Chapter 7 of his 8-chapter book is titled ‘Now I’m on the Edge’. The quote on the chapter title page reads, “I’m no stranger to anxiety… A lot of performers suffer from it in one shape or form, whether they’re in a band, are an actor, an athlete, whatever.” But few performers seem to actually open up and talk about it. It’s no secret that there’s still stigma around mental health issues, and to have someone with a platform of Zayn’s size take the time to dedicate an entire chapter of his first solo autobiography to his struggles with anxiety means so much to me, as someone’s who’s also no stranger to it.

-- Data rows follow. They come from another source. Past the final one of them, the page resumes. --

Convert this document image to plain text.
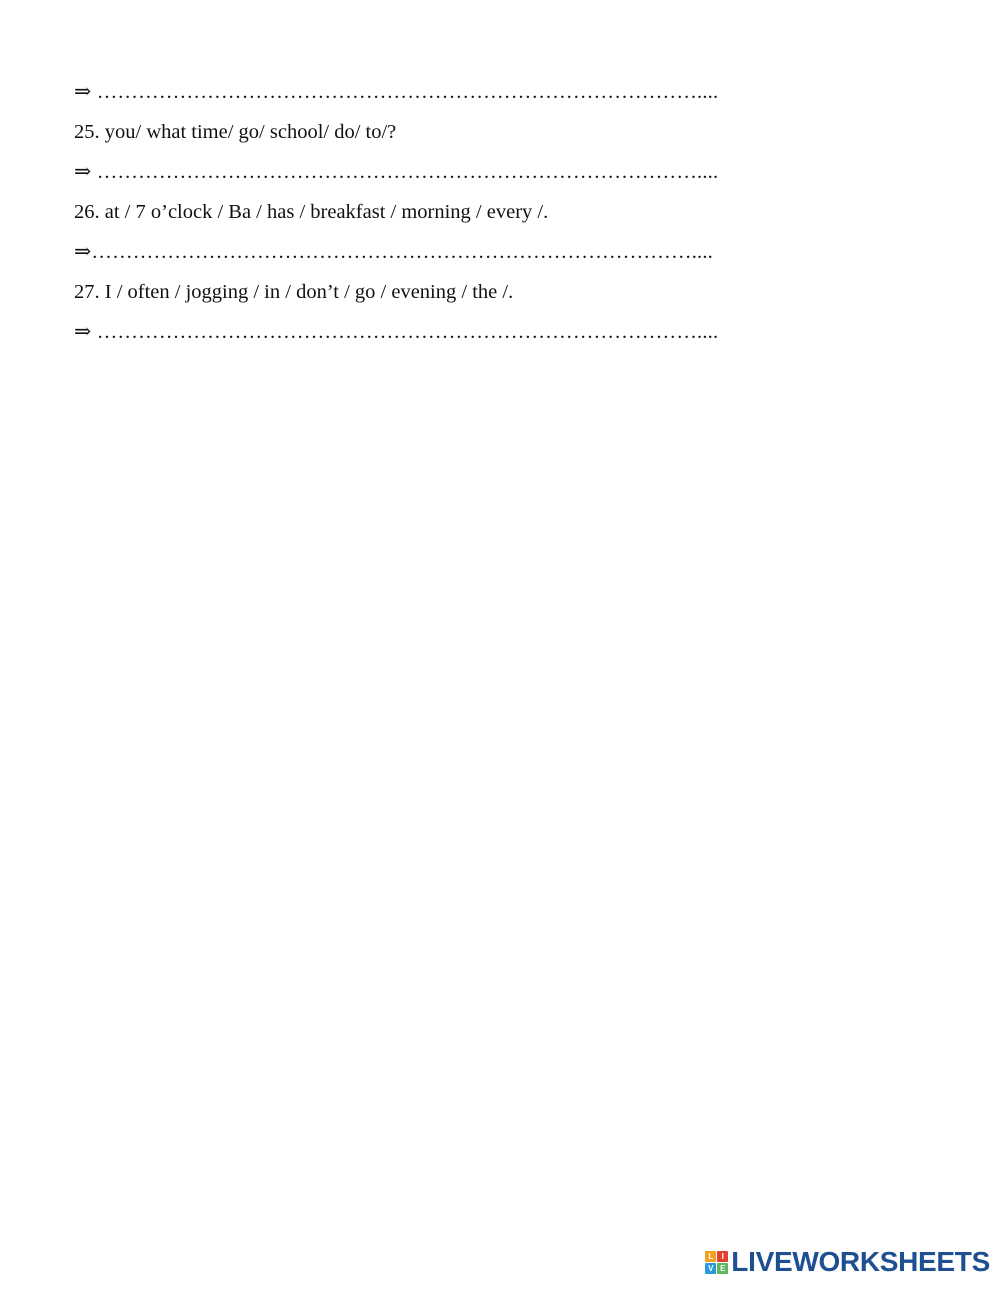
⇒ ……………………………………………………………………………....
25. you/ what time/ go/ school/ do/ to/?
⇒ ……………………………………………………………………………....
26. at / 7 o’clock / Ba / has / breakfast / morning / every /.
⇒……………………………………………………………………………....
27. I / often / jogging / in / don’t / go / evening / the /.
⇒ ……………………………………………………………………………....
L	I
V E LIVEWORKSHEETS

When he canceled his performance last minute at the Capital Summertime Ball back in June, he explained on Twitter that it was due to anxiety, and my heart immediately went out to him. I’ve always kind of suspected he struggled with anxiety on some level, having seen him fade to the background in countless One Direction interviews and concerts and let his more outgoing band mates do most of the talking, but actually reading that a panic attack had stopped him from taking the stage—it was something I could relate to all too well. No, panic attacks have never held me back from performing for 80,000 people, but they’ve kept me from a lot of fun things in my life, and there’s something indescribably horrible about succumbing to your own mind that way.

“On the morning of [the show], an anxiety attack hit me like a fucking freight train,” Zayn writes. “I felt sick. I couldn’t breathe.”

How many times have I experienced something so similar? That paralyzing fear, coupled with misplaced adrenaline; a toxic combination that leaves you immobilized and hopeless. When you are able to push past it, to defeat it, the sense of accomplishment is unparalleled—”…I managed to break through that wall, or whatever it was, and I did it… it was like a huge victory for me: I hadn’t let me anxiety get the better of me; I’d done it,” Zayn says of his iHeart Radio Music Awards performance, when he was also suffering pre-show panic—but that doesn’t always happen.

By having someone like Zayn open up in this way, on such a public stage, means two things. One, it means people who don’t have anxiety may have a chance to better understand it and even sympathize with it. You can call out of work for the flu, but it’s still hard to be taken seriously if you call out on account of a rapidly beating heart, out-of-control thoughts, and a distinct feeling that you’re dying with no physical evidence of it. Had Zayn told the public he’d been too ill to perform, it would’ve been easy, but he did the difficult thing and told the truth. “Anxiety is nothing to be ashamed of; it affects millions of people everyday,” he says. “I know I have fans out there who have been through this kind of thing, too, and I wanted to be honest for their sake.”

The second (and more important, in my opinion) thing, is that people who do have anxiety will know that they are not alone. Someone like Zayn, who outwardly appears to have it all—a family, a girlfriend, a career, success—fights their same battle everyday. And for that, I just want to say thank you, Zayn. When you worried that people would be thinking, “Who the fuck does that Zayn Malik think he is?” I want you to know that I think you are fucking brave.

‘Zayn’ is available now in the US and the UK.